# Integrated Reasoning in GMAT

## What is Integrated Reasoning (IR)?

Integrated Reasoning (IR) is a relatively new section (launched in 2012) designed to test the ability of a candidate to analyze the data presented in various formats and solve related problems. The questions belong to 4 different types: graphical interpretation, 2 part analysis, table analysis, and multi-source reasoning. It consists of 12 questions in total and the score can range from 1 to 8. The duration of the section is 30 minutes, and the IR score does not contribute to the final GMAT score.

The IR section strives to test the skills that are considered vital for a 21st-century business professional:  the ability to assimilate data in written and visual forms such as charts, graphs, and tables. The candidate should also be adept in differentiating between the useful and superfluous information. The 4 different question types are as follows:

• Graphical Interpretation: this type focuses on the ability to decipher information presented in a visual format such as graphs, charts, and tables etc.

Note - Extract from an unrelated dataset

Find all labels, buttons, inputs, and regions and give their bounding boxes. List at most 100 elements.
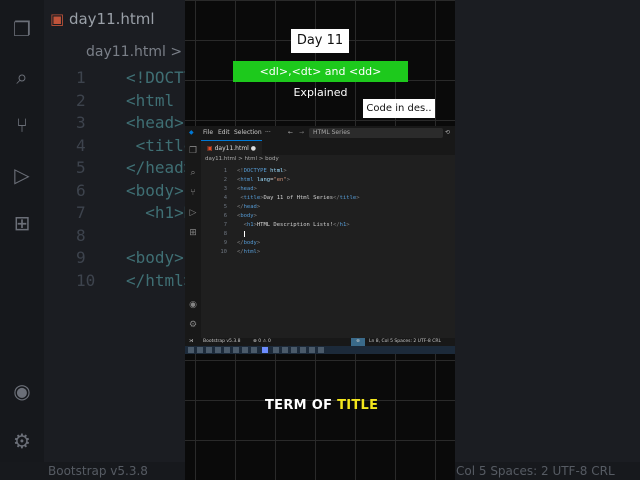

There are a couple of questions with a minimum of 3 answer choices, and it is a good idea to decide on the approach after looking at them. Beware of the trick choices though — the test-taker likes to set traps.
• Multi-Source Reasoning: this type focuses on the ability to grasp data from multiple/disparate sources. You need to navigate among multiple tabs to look at all the information. The questions are typically related to Critical Reasoning, though it can also be a simple quantitative type.
• Two-Part Analysis: this type focuses on the ability to extract information from a couple of inter-dependent components. The questions might need both quantitative and/or verbal skills. The prompt is usually quite verbose, and a couple of answers need to be selected from a total of 5 or 6.
• Table Analysis: this type focuses on the ability to differentiate between useful and non-useful data presented in the form of a sortable table.

## IR Scoring

GMAC, the test-setter, does not divulge many details about how the section is scored. Out of the 12 questions in total, 2-4 could be experimental (won’t count towards the final score). It is safe to assume that every question has the same value regardless of the difficulty level, and one will see at least one question from all four types. Trying to guess which questions are the experimental ones cannot be beneficial in any way.

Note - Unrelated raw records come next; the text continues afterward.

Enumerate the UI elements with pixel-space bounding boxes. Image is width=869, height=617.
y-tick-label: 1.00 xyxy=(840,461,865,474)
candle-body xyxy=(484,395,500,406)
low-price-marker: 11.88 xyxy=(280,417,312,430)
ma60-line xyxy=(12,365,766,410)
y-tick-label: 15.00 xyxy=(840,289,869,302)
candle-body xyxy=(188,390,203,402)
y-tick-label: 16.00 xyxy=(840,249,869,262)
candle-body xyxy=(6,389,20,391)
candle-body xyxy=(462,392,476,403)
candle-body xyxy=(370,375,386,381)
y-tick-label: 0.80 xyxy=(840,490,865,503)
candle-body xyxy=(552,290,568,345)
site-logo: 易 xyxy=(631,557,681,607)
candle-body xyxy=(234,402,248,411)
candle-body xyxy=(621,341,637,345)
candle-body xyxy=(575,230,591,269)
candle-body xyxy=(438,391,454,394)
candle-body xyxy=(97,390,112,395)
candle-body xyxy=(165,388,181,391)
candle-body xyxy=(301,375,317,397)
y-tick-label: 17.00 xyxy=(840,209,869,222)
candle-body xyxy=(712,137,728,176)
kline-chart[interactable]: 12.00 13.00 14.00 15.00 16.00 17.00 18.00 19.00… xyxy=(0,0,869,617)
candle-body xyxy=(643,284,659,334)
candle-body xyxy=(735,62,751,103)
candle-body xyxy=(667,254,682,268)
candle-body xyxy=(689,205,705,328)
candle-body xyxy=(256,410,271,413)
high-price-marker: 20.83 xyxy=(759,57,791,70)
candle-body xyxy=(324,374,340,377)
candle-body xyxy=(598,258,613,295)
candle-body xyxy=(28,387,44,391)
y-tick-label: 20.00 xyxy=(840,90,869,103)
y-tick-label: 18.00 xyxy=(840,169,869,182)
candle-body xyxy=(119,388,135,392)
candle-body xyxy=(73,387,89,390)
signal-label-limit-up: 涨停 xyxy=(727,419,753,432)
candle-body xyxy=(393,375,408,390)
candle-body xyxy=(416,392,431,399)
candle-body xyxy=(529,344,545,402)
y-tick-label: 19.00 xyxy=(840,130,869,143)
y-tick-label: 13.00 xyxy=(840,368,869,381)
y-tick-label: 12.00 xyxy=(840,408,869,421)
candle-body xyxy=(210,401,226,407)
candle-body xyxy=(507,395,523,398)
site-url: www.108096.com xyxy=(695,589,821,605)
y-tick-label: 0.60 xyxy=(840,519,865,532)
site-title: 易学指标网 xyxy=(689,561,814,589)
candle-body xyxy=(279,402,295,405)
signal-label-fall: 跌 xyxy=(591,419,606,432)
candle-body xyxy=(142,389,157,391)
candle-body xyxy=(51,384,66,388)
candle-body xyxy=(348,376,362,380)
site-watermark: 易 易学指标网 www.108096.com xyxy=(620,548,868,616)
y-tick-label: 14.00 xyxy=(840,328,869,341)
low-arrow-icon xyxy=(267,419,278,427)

The questions are given in a random order, and they are NOT computer adaptive. The raw score is scaled to a range of 1-8 (with single point increments), and a percentile is also provided based on the historical 3 years of score data. It is delivered within 20 days of taking the test along with the official score report.

## IR Practice: Where to find IR Sample Questions

Solving a sufficient number of practice questions for GMAT Integrated Reasoning is a good way to make sure that you avoid any nasty surprises on the test day.

• Magoosh has a wonderful compilation of the official IR practice questions with answers and explanations (link).
• Four sample practice tests for IR (link) (one for each question type) are provided by majortests.com.
• GMATClub serves as a good destination for IR overview and practice (link).

## IR Tips and Strategies

Since the Integrated Reasoning score does not count towards the total score, most of the candidates focus on IR after their quant and verbal preparation. As a high score on IR section is dependent upon good quant and verbal skills, it is not a bad approach either.

• The total number of questions on the section is 12, and each question generally has 2-3 associated “tasks”. Considering the fact that there is no partial credit awarded, the amount of time that needs to be spent on a particular question should be carefully decided. If you are confused about two tasks out of 3, it might be better to guess and move on.
• Be well-versed with graphs and tabular data, especially within context. Magazines such as the Wall Street Journal and the Economist are excellent sources to hone your data interpretation skills.
• It is a good idea to chalk out the relationships between different variables at the start after reading all the presented labels. Also, make sure that you convert any units (if applicable). The answer might require speed in kilometers per hour, while the graph might depict speed in meters per second.
• Knowing your strengths and weaknesses for different question types will make sure that you skip question(s) intelligently. The IR section appears before the quant and verbal section — it is imperative to not expend too much mental energy before the “actual” test.
• Some candidates attempt only the quant and verbal sections while giving full-length practice tests which is a lousy strategy. You need to attempt them including the IR and AWA sections to get the pacing just right on the test day.
• It is a good idea to practice using an on-screen calculator. While it will be used sparingly, it can be a huge time-saver for some particular quant-based questions.
• Take advantage of the sorting functionality wherever available by using a drop-down menu to reorganize. The tables will need some restructuring before they start making sense, and certain data points should be prioritized over others based on what is asked.

## IR GMAT Books

Most of the GMAT Prep books have a section dedicated to Integrated Reasoning. Manhattan GMAT Integrated Reasoning and Essay is a great resource available on Amazon.

Magoosh has a wonderful guide to GMAT integrated reasoning PDF for download (link) which offers section-wise tips and strategies.

The Official Guide for GMAT Review has a special section for IR and includes an online companion with 50 additional problems for practice.

GMATPrep software gives you access to not only a couple of full-length practice tests but also 15 additional free IR practice problems.